Walk-Forward Validation (Rolling Origin)
The gold standard for time series. Train on expanding/rolling window, test on next period:
from sklearn.model_selection import TimeSeriesSplit
def walk_forward_validation(series, model, n_splits=5):
tscv = TimeSeriesSplit(n_splits=n_splits)
scores = []
for train_idx, test_idx in tscv.split(series):
train, test = series[train_idx], series[test_idx]
# Train model
model.fit(train)
# Predict and evaluate
predictions = model.predict(len(test))
score = evaluate(test, predictions)
scores.append(score)
return np.mean(scores), np.std(scores)
┌─────────────────────────────────────────────────────────────────────────┐
│ WALK-FORWARD VALIDATION │
├─────────────────────────────────────────────────────────────────────────┤
│ │
│ Time → │
│ ────────────────────────────────────────────────────────────────────── │
│ │
│ Fold 1: [TRAIN════════] [TEST] │
│ Fold 2: [TRAIN════════════════] [TEST] │
│ Fold 3: [TRAIN════════════════════════] [TEST] │
│ Fold 4: [TRAIN════════════════════════════════] [TEST] │
│ Fold 5: [TRAIN════════════════════════════════════════] [TEST] │
│ │
│ Each fold: Train on all prior data, test on next period │
│ Never use future data to predict past │
│ │
└─────────────────────────────────────────────────────────────────────────┘
Adding a Gap (Embargo Period)
Prevent information leakage from recent observations:
def walk_forward_with_gap(series, gap=7):
"""Gap between train end and test start"""
# If predicting weekly, gap=7 prevents day-of-week leakage
...
Expanding vs Rolling Window
Expanding window: Train set grows with each fold (more data) Rolling window: Fixed-size train set slides forward (handles non-stationarity)
# Rolling window
tscv = TimeSeriesSplit(n_splits=5, max_train_size=365*3) # Max 3 years
Hyperparameter Tuning
Key hyperparameters for time series deep learning models:
Lookback Window (Context Length)
How much history the model sees:
- Too short: Misses seasonal patterns
- Too long: Noise, computational cost, vanishing gradients
Rule of thumb: At least 2-3x the longest seasonality period.

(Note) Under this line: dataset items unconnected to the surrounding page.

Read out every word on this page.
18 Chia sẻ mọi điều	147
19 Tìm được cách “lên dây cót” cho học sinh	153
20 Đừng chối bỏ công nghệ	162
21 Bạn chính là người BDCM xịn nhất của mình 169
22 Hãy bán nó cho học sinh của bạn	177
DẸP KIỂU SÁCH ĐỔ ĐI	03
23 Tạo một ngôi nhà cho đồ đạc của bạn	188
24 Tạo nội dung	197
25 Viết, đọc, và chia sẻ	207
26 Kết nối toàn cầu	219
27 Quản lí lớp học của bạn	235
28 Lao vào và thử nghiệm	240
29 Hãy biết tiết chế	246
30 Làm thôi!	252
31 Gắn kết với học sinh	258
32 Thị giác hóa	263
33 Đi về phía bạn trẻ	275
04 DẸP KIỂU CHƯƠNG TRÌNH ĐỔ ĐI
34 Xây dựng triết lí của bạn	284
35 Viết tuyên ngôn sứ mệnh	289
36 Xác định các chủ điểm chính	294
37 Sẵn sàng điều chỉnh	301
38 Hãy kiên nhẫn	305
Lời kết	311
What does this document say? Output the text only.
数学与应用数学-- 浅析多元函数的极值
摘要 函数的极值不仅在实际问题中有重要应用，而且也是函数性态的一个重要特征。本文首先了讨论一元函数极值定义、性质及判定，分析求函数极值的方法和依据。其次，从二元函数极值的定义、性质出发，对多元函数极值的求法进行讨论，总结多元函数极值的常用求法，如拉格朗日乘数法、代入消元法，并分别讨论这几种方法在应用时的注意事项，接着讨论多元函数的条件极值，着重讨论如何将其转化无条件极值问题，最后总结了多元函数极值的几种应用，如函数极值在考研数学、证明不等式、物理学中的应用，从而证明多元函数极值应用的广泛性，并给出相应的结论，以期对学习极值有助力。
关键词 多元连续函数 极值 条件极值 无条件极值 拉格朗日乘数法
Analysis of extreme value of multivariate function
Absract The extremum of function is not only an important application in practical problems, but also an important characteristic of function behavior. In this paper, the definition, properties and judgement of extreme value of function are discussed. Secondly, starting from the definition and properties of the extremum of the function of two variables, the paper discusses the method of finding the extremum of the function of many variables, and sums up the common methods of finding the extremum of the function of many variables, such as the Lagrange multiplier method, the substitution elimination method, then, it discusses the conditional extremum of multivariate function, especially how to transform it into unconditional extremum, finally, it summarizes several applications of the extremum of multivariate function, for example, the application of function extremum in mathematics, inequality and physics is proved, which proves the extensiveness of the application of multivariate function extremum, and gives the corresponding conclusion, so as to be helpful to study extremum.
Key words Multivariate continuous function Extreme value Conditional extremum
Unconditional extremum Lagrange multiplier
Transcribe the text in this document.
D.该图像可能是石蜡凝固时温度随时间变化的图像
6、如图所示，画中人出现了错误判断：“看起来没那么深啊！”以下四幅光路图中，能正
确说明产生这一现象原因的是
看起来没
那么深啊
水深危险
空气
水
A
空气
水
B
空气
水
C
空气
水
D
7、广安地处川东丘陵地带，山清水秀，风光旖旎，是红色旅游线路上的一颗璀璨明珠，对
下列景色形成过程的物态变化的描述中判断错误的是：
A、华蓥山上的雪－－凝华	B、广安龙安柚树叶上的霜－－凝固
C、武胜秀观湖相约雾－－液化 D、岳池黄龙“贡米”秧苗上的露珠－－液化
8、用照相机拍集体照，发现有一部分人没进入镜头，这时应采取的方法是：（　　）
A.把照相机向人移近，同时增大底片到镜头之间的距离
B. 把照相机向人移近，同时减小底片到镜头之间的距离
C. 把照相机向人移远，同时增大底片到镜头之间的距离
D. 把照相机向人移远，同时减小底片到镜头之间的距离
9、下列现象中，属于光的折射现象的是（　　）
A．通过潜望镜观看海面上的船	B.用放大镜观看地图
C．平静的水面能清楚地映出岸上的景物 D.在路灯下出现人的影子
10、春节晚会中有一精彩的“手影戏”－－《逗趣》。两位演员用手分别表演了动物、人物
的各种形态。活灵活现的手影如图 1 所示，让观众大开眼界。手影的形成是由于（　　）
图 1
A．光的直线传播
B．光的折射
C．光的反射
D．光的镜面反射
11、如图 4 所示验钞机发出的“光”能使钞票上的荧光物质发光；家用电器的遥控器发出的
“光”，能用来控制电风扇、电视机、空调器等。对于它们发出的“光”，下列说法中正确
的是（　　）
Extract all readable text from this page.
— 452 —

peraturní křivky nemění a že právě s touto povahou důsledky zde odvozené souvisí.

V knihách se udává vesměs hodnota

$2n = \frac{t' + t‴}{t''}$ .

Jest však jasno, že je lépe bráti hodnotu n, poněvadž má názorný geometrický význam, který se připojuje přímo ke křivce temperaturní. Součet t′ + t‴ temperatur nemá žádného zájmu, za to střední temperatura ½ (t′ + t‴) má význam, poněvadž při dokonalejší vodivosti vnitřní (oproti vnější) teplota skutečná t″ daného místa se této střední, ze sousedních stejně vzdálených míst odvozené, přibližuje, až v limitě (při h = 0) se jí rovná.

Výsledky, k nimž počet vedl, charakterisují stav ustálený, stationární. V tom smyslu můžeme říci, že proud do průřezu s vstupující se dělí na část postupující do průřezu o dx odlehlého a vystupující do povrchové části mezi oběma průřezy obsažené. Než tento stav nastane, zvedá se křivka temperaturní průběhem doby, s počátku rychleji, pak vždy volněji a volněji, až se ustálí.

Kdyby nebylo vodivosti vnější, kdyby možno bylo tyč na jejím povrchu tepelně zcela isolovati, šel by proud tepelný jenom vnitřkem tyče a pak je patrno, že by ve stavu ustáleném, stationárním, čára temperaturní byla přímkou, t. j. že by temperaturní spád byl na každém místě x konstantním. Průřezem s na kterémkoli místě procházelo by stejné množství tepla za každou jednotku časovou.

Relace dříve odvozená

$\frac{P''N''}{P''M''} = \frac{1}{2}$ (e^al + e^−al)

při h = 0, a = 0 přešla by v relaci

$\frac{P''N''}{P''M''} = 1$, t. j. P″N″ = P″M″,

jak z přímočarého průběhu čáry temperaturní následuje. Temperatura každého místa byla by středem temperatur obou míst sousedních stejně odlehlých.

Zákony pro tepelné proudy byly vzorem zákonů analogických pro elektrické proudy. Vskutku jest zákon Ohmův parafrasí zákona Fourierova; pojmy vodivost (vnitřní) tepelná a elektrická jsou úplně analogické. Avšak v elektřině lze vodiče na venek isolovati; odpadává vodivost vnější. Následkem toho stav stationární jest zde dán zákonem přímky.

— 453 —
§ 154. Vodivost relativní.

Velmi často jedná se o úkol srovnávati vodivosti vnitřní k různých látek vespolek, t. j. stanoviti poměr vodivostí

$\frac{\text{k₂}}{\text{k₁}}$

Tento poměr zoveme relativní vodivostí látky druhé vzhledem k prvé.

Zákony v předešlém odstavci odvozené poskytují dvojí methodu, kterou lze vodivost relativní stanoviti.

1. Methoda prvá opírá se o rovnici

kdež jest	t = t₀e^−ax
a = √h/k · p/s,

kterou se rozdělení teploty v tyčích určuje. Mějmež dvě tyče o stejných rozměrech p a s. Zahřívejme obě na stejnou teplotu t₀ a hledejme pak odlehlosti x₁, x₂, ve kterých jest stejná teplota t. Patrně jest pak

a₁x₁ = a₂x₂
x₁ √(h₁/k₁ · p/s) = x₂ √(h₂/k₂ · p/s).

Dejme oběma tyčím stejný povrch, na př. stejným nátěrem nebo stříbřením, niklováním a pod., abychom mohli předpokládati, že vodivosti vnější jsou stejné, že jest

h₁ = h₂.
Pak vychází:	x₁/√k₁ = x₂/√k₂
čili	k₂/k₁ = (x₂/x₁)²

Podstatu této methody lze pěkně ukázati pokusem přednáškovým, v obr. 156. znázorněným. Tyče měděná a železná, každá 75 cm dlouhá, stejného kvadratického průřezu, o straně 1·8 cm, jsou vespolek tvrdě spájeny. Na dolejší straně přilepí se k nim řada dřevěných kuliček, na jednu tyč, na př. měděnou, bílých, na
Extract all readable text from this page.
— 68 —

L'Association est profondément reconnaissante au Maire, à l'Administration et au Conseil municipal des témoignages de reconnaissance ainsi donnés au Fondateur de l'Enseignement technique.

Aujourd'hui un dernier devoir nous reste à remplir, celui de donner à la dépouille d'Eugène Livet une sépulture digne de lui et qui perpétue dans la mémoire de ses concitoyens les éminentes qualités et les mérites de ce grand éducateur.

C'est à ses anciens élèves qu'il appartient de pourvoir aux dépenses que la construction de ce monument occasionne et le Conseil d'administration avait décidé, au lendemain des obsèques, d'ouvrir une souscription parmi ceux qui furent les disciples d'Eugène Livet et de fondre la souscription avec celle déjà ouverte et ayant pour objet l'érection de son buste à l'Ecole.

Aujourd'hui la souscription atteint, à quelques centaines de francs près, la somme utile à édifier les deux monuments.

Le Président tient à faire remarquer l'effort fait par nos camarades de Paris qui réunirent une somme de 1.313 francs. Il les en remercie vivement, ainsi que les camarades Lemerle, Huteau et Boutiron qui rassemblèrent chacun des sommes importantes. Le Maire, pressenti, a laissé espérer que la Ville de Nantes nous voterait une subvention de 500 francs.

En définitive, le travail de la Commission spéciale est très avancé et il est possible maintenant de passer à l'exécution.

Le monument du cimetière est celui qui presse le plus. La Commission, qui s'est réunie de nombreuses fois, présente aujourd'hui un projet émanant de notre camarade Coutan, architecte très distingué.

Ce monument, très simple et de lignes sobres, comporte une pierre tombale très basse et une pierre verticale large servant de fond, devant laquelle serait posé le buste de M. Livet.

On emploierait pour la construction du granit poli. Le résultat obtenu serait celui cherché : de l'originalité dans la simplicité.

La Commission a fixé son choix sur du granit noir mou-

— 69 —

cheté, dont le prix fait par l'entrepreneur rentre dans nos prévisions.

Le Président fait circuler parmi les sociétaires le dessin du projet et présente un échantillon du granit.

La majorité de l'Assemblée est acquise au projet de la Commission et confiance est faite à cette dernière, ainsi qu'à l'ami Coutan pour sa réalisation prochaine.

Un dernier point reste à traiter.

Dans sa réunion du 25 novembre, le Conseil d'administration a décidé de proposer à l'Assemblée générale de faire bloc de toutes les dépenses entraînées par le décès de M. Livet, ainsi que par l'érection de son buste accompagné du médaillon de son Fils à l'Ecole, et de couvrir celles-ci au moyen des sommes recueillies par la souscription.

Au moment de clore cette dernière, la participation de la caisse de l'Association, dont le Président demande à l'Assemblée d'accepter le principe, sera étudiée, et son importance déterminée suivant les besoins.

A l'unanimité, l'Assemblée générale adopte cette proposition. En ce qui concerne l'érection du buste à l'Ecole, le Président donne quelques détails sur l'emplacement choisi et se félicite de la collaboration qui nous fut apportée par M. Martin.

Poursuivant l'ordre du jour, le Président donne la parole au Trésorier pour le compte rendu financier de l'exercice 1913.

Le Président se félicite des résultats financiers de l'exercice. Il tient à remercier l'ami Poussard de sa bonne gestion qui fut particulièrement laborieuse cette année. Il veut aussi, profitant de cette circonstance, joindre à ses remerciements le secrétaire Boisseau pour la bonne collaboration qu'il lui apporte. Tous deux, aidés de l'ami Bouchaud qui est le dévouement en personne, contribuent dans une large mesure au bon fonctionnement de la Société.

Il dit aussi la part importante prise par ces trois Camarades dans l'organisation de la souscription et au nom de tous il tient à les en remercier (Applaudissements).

# If data has yearly seasonality (365 days)
lookback = 365 * 2 # ~2 years of history
# For foundation models
# Chronos: Up to 4096 tokens
# TimesFM: Up to 2048 points
# TiRex: Variable, designed for long context
Forecast Horizon
How far ahead to predict:
- Longer horizons → harder, more uncertainty
- Match to business needs
Learning Rate
Most important hyperparameter:
- Too high: Divergence, oscillation
- Too low: Slow convergence, stuck in local minima
Recommendations:
- Start with 1e-3 to 1e-4 for Adam
- Use learning rate schedulers (cosine, reduce-on-plateau)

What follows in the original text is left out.